Army authorities issued a vehement denial after an officer allegedly attacked a female flight attendant on a China Southern Airlines flight from Hefei, Anhui Province, to Guangzhou, Guangdong Province, reported Nanfang Daily Thursday.
Colonel Fang Daguo, a military director in the people's armed forces department of the Yuexiu district of Guangzhou, is also a member of the Standing Committee of the Yuexiu District People's Congress.
After the aircraft landed in Guangzhou, Fang and the as-yet-unnamed attendant were both taken to the police station.
According to the attendant's Sina Weibo, the conflict flamed when she asked Fang and his wife to move their luggage, which was put in the middle of the aisle before takeoff. Instead, the couple demanded she move aside the flight equipment on the luggage rack to make room for their suitcase.
Fang hit her on the shoulder with his bag and the couple began to violently insult at her after she explained the equipment could not be moved. When Fang noticed the attendant was taking pictures of the scene, he furiously attacked her and ripped her uniform.
The attendant's traumatic experience was reposted 30,000 times shortly after she posted it on her Weibo Wednesday night.
However, the district's armed forces department firmly denied the incident when reached by the Global Times.
An anonymous officer at the department in Yuexiu said it was impossible that Fang hit the air attendant.
"Fang would never do that, by no means," he said, claiming that it was the air attendant who wanted to take advantage of this case to get famous.
Calls from the Global Times to the attendant went answered as of Thursday, as did calls to the media office of China Southern.
Li Xiaojin, a professor at the Civil Aviation University of China, told the Global Times that attendants and passengers are equals. If a passenger threatens flight safety, he or she should be thrown off the plane.

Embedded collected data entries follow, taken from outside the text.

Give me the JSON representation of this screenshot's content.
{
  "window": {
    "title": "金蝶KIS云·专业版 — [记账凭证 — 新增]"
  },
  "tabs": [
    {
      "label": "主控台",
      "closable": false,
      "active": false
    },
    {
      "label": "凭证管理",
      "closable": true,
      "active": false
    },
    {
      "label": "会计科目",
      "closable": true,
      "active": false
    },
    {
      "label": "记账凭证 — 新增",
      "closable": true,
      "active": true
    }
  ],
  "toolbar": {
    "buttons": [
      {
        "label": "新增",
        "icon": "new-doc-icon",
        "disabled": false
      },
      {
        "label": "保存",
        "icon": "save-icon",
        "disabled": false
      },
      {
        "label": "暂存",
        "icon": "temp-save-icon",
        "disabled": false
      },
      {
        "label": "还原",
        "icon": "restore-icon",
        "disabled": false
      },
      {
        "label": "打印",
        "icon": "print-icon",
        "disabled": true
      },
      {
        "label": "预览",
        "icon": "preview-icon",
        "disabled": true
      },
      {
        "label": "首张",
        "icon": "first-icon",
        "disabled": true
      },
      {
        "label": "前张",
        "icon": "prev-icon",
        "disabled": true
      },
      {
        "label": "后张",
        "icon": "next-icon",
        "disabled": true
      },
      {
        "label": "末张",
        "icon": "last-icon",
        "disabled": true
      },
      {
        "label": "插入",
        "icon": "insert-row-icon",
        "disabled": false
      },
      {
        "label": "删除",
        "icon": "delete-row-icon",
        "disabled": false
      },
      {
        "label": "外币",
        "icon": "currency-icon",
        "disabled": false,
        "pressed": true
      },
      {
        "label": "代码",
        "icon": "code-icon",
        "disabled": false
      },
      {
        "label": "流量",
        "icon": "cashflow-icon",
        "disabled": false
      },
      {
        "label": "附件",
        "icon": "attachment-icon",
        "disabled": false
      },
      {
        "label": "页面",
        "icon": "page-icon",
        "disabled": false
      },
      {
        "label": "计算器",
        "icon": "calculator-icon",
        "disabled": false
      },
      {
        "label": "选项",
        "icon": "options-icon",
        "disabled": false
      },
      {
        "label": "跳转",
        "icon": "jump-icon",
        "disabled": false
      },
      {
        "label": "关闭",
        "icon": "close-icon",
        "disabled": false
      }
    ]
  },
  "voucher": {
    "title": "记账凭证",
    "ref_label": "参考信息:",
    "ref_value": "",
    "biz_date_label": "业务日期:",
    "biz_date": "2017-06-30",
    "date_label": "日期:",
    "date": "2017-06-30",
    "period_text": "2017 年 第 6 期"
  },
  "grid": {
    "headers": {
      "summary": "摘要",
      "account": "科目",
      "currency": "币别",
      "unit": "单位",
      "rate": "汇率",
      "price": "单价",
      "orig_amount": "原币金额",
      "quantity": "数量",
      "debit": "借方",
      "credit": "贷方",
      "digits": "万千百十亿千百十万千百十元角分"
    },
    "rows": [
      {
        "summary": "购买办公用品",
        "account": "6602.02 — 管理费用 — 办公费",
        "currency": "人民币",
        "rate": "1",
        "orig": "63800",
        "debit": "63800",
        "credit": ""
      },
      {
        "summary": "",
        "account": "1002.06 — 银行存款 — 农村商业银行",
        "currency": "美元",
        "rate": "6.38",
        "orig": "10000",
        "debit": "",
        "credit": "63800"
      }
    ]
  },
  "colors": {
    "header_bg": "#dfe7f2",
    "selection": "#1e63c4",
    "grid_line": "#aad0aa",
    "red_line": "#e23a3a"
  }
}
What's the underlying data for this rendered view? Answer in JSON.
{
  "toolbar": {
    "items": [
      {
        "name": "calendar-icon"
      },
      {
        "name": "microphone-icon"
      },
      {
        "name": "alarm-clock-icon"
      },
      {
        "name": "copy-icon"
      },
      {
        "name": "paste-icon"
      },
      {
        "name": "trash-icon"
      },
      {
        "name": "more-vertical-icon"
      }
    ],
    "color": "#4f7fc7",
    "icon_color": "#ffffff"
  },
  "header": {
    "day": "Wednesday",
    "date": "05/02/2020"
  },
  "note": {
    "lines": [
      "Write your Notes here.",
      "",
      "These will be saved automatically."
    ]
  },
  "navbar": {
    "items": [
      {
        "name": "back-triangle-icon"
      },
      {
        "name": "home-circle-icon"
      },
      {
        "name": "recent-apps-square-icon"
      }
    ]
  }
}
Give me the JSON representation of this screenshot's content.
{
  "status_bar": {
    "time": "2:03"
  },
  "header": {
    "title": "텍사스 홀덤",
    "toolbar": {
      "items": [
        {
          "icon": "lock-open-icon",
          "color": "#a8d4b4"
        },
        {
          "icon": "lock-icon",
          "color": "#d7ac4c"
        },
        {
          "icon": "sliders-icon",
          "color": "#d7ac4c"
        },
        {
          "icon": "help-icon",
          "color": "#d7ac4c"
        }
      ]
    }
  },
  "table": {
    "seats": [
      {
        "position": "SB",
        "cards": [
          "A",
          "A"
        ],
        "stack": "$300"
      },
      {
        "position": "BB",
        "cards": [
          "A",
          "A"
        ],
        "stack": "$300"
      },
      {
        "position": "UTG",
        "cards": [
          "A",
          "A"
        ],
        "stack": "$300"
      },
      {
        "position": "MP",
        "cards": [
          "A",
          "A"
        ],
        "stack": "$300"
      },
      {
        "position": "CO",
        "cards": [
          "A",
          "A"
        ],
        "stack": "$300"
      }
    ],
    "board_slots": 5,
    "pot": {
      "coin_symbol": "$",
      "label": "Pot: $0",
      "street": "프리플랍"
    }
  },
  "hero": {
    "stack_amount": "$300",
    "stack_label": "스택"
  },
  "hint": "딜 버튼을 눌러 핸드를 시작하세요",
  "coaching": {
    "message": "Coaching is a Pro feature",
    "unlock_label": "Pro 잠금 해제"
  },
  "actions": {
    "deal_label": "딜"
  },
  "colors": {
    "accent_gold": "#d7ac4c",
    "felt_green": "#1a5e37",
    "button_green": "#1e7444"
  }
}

He cited an example that a couple from Shanghai was asked to leave a United Airlines plane early this year after they quarreled with an air attendant who moved their luggage aside for the convenience of other passengers.
Even if passengers are not satisfied with the service, they can never resort to violence, Zhang Qihuai, secretary-general of the Aviation Law Committee at the Beijing Lawyers Association, said when contacted by the Global Times.
"They should lodge their complaints to the airlines and take legal measures," said Zhang.
"I support the attendant's action in defending her rights. The air attendant is doing a job, not a tool for passengers to vent their fury on," Zhang said, adding that the Civil Aviation Law should be strengthened to regulate passengers' behavior.